Before your individual choices were tracked, it was possible for your consumer dollar to express an interest in a bundle of things, appropriately bundled. A bundle of things that might range from the easy to the challenging, or the stupid to the complex, or the childish to the sophisticated, or the bad to the good. And even if you sometimes lapsed into choosing the easy, the stupid, the childish, and the bad, you could feel like in the larger scheme of things you were at least supporting something that was, on balance, OK.
Now that choices are tracked, it's no longer like that. Now if you choose the easy, the stupid, the childish, and the bad, the goods or content provider you are dealing with will take that as a sign that they should be providing -- and providing only -- the easy, the stupid, the childish, and the bad.
Here are a few examples.
1. In the news
I like to read the news. When I'm tired or depressed, I often click on what is easy and the stupid. But that doesn't mean I want my newspaper to stop providing the challenging and the complex. On the contrary.
It used to be that I could buy the New York Times or the local paper -- and know that I was, in a sense, throwing my consumer dollar toward the mix of things they had.
If I was feeling low energy, I might head immediately to the comics, or study the "boldface names," or peruse the letters to the editor. I might not study the long article about the what's going on in Egypt or Syria. But I was happy to know it was there, glad to feel I could read it later or read a relevantly similar story some other day, and satisfied to know that in purchasing the paper I had expressed this full range of preferences.

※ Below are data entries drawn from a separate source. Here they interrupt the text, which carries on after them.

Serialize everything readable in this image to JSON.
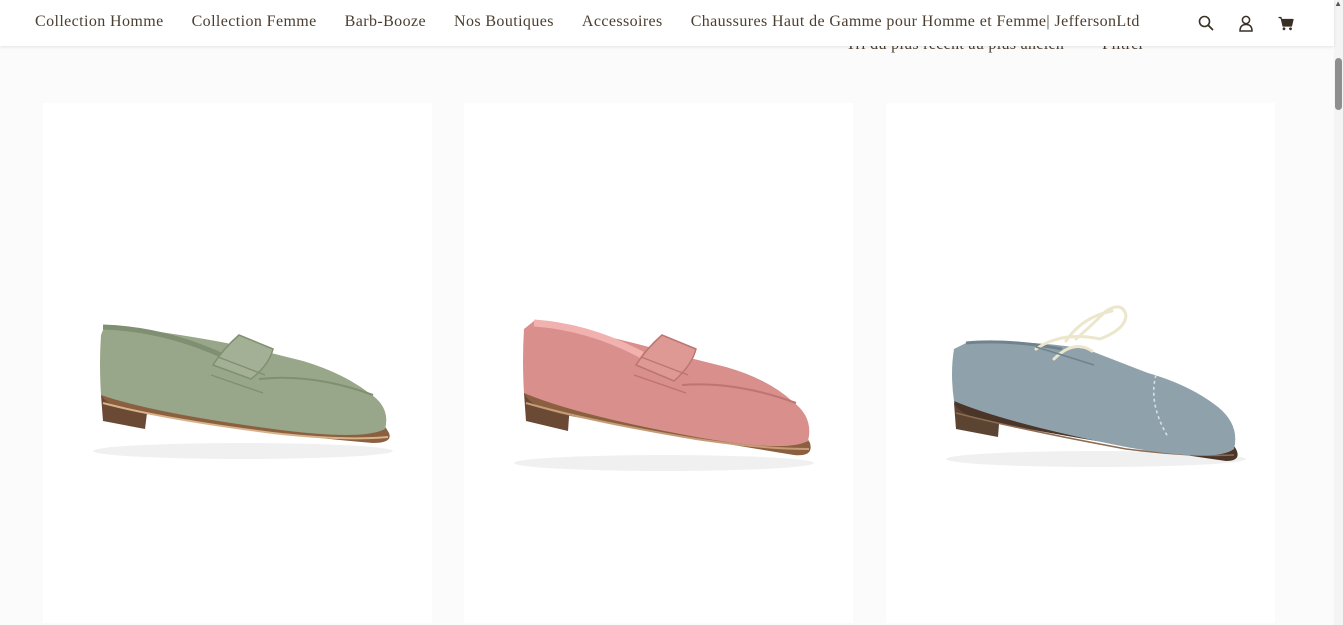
{
  "nav": {
    "links": [
      {
        "label": "Collection Homme"
      },
      {
        "label": "Collection Femme"
      },
      {
        "label": "Barb-Booze"
      },
      {
        "label": "Nos Boutiques"
      },
      {
        "label": "Accessoires"
      },
      {
        "label": "Chaussures Haut de Gamme pour Homme et Femme| JeffersonLtd"
      }
    ],
    "icons": [
      "search-icon",
      "account-icon",
      "cart-icon"
    ]
  },
  "toolbar": {
    "sort_label": "Tri du plus récent au plus ancien",
    "filter_label": "Filtrer"
  },
  "products": [
    {
      "image": "green-suede-penny-loafer",
      "color": "#98a68a"
    },
    {
      "image": "pink-suede-penny-loafer",
      "color": "#d98f8c"
    },
    {
      "image": "blue-grey-suede-oxford",
      "color": "#8fa2ac"
    }
  ],
  "theme": {
    "text": "#4b3e30",
    "background": "#fbfbfb"
  }
}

Well, those halcyon days are over. If you read the news online, everyone knows immediately whether you clicked on the comics and whether you failed to inform yourself about something complicated or sophisticated. News providers being part of capitalism, they draw the obvious inference: they should run more comics -- or, in the modern situation, more listicles -- and less of all that other boring stuff.
2. In the bookstore
Bookstores used to go out of their way to stock a range of things, perhaps with the intelligent thought that people shopping for mystery stories might still enjoy the experience of being around books about Milton or quantum physics or the history of Mesopotamia.
Now, I realize that for a long time a store might know which books it's selling more of. But before the tracking mania, book industry people actually went out of their way to craft an audience. They didn't assume that a person, having bought seventeen light mystery-reading books in a row, would just want to read more like mystery-reading. They assumed, correctly, that people who read books could be interested in anything. Now, it's more like "Oh, we know what to print and stock -- we'll print and stock things like the things people have already bought!"
3. At the grocery store
Sometimes I buy tofu and yogurt and cashews. Sometimes I buy candy. I'm always paranoid that if I don't buy expensive blueberries or my preferred kind of feta cheese, that next time it won't be there. In a paranoid way, I have to shop for what I think I might want to shop for later. It's exhausting. If the store just had some vague sense that the things they were buying were the things their customers were purchasing, at least I wouldn't to worry in such a fine-grained kind of way.
I know we can't go back to the days when my dollar just expressed a general approval of some general range of things and not some specific version of myself at a specific time and place. But maybe we can just chill a little with the specificity.